Treatment should be managed by regional and/or highly specialized neurological departments and follow international standards.
Delaying Treatment Increases the Risk of Poorer Outcomes
Individuals with myasthenia who are so concerned about side effects that they delay starting the necessary treatment. This increases the risk of the disease progressing and becoming more chronic.
Some national treatment guidelines recommend that within the first year of diagnosis, it should be clarified which treatment is needed to relieve symptoms most effectively.
Multiple Treatment Options
Several treatment strategies exist and are often combined:
A. Symptomatic Treatment
It reduces fatigue and weakness but does not affect the underlying autoimmune cause.
Pyridostigmine (Mestinon®)
This medication prevents the breakdown of the neurotransmitter acetylcholine, which muscles need to activate and function normally.

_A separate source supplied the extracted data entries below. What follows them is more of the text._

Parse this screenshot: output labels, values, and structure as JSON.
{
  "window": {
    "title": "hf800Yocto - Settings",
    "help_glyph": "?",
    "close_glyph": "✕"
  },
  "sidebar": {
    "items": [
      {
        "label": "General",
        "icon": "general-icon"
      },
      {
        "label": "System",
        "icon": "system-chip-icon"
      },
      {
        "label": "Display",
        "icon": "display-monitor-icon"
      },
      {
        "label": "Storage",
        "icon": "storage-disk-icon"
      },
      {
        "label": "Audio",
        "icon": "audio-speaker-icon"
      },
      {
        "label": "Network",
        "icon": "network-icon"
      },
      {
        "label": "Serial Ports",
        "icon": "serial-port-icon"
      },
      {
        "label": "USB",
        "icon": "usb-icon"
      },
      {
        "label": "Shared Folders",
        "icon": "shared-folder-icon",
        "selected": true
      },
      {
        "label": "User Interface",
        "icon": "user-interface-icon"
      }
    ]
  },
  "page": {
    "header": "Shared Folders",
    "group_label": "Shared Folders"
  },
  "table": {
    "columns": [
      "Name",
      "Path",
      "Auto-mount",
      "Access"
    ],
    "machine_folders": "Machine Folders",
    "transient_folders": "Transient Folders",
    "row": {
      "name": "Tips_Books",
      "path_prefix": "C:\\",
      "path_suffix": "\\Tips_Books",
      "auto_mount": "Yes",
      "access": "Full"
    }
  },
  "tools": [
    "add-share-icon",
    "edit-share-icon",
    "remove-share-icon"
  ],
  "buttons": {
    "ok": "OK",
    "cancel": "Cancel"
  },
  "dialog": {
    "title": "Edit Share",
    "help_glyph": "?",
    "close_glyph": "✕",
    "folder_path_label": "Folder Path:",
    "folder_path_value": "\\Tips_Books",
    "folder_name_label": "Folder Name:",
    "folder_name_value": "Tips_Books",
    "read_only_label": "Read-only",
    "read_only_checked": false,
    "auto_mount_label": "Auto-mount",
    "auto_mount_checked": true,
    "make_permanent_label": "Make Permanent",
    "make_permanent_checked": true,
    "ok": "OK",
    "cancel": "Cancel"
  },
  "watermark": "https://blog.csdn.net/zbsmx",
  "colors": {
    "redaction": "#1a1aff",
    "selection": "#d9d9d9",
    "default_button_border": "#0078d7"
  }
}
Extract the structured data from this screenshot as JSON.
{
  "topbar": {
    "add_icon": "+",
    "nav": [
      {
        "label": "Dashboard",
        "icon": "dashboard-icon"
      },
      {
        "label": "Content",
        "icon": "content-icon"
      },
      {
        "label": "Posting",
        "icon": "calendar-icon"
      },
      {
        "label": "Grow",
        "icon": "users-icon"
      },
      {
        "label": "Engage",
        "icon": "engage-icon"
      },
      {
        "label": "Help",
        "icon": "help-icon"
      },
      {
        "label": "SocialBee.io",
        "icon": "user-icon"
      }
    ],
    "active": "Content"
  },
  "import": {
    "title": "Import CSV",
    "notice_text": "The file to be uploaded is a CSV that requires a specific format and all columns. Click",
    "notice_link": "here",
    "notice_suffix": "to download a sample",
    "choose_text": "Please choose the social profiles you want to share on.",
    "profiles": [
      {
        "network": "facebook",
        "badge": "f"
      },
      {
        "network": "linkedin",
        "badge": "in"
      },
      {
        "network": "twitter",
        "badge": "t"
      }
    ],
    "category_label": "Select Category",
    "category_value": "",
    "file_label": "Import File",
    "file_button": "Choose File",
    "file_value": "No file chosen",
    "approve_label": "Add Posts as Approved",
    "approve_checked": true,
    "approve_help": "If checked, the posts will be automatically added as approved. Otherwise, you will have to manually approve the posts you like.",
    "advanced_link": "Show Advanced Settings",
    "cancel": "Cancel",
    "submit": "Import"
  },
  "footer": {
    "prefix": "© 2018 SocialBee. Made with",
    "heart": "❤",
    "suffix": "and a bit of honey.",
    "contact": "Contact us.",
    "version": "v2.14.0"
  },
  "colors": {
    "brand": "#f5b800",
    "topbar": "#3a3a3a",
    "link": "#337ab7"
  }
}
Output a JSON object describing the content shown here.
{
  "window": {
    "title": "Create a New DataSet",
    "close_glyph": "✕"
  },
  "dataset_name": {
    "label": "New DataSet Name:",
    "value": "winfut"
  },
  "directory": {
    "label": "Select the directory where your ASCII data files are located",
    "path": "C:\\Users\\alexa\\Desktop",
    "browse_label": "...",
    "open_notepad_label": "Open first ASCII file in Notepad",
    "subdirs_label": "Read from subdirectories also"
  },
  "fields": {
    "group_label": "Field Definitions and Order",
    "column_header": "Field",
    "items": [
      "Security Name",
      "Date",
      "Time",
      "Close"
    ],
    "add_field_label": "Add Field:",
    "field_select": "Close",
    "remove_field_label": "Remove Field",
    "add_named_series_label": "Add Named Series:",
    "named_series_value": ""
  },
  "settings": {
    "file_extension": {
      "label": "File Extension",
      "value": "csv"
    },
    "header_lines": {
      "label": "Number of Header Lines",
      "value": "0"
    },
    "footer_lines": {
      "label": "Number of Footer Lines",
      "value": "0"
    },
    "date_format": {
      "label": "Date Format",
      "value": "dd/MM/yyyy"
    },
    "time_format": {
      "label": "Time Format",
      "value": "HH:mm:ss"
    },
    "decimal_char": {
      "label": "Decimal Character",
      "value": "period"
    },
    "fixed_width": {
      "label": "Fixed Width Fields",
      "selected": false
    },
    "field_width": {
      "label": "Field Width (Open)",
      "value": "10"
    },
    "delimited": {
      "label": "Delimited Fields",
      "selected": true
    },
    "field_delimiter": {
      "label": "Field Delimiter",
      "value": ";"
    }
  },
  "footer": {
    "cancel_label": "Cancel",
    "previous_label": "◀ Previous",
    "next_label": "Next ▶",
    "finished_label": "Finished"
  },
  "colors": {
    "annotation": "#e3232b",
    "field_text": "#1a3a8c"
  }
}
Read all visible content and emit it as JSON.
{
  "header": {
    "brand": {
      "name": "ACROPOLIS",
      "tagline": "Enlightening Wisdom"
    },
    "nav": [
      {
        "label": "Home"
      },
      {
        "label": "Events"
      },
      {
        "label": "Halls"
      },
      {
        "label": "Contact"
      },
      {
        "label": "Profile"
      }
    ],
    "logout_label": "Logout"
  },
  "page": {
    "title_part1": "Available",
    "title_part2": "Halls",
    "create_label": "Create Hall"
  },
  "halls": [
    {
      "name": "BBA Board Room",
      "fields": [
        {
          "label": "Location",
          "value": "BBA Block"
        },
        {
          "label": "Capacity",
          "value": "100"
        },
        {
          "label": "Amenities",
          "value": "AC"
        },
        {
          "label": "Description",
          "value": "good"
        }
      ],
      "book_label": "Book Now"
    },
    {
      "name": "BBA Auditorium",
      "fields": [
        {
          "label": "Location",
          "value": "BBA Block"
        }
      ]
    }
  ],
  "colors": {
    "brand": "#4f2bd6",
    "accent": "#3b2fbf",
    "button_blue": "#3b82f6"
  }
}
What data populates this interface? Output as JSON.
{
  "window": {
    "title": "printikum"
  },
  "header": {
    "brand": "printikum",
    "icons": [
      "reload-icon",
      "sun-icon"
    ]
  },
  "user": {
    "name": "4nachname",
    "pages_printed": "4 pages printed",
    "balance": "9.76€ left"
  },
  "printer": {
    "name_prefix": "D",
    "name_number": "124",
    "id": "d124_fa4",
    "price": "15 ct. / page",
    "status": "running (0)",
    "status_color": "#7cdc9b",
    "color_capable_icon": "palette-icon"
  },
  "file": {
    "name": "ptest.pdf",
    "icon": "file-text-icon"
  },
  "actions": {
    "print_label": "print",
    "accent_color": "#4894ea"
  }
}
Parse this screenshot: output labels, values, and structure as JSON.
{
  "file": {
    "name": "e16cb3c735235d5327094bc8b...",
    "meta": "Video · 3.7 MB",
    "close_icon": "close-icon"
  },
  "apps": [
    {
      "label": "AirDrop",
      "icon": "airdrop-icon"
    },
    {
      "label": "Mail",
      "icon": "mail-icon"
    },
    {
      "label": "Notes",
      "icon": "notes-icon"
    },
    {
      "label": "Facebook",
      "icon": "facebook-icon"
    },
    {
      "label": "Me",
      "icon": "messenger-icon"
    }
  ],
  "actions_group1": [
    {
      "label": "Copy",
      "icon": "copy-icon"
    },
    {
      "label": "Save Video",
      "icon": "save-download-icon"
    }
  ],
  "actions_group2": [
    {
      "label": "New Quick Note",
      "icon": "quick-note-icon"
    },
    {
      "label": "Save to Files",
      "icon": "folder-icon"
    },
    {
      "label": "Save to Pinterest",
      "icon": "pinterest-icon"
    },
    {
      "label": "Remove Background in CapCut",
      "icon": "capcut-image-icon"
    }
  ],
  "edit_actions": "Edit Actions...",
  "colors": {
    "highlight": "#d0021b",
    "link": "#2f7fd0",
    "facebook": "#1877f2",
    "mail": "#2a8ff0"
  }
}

Mestinon is often insufficient alone and is typically combined with one or more immunosuppressive treatments.
Beta-2 adrenergic antagonists (Terbutaline® or Salbutamol)
This treatment represent the first line treatment for most congenital myasthenia, and may have a role in the treatment of acquired MG. It is mostly used in low doses. It is shown to improve the quantitative MG score and the fatigue responses on the nerves.
B. Immunosuppressive Treatment
These treatments suppress the immune system and thus the production of antibodies targeting the muscle receptors. About 80% of the patient group should be treated with some immunosuppressive treatment. Options include:
- Steroids: Prednisone is often the first drug used,
- Non steroidal drugs: first line choice: Imurel® (azathioprine), which reduces antibody production. Mycophenolate, Methotrexate and Tacrolimus are secondary choices.
- Rituximab®: it works by eliminating the immature, naïve and memory B-cells, but not the plasma cells. It has shown itself to have a good impact on mild, moderate and up to some severe cases of MG. it should be considered a first line drug for newly diagnosed MG patients.
- Other medications: Newer or alternative immunosuppressants include CellCept®, Sendoxan®, Enbrel®, and MabThera®. These are typically used if standard treatments are not tolerated or are ineffective.
IVIG: Intravenous immunoglobulin temporarily reduces the harmful antibodies and provides short-term symptom relief.
Plasmapheresis: A blood purification treatment that removes antibodies for a limited period. It is used when other treatments are insufficient.
Note: IVIG and plasmapheresis are short-term “booster” treatments, offering rapid but temporary effects (lasting less than a month).
Surgery
Surgical removal of the thymus gland (thymectomy) is often performed in younger patients, but like other treatments, its effectiveness varies and depends on the subtype of myasthenia.
Treatment Takes Time to Work
Mestinon has an immediate effect, and IVIG or plasmapheresis typically work within days or weeks. However, the effects of other treatments may not be noticeable for 3–6 months or longer. Waiting for the right treatment to take effect can be frustrating.
Important! Immunosuppressive Treatment Increases Infection Risk
As mentioned, myasthenia can, in rare cases, cause breathing difficulties (myasthenic crisis), often triggered by infections. Since immunosuppressive drugs can mask a fever, even a small rise in temperature should be taken seriously and treated with antibiotics if needed.
It’s also important to monitor breathing during flu or respiratory infections. If breathing is affected, medical attention is needed immediately. Respiratory muscles can become severely fatigued. People with myasthenia gravis should always carry an information card with their diagnosis in case of an emergency.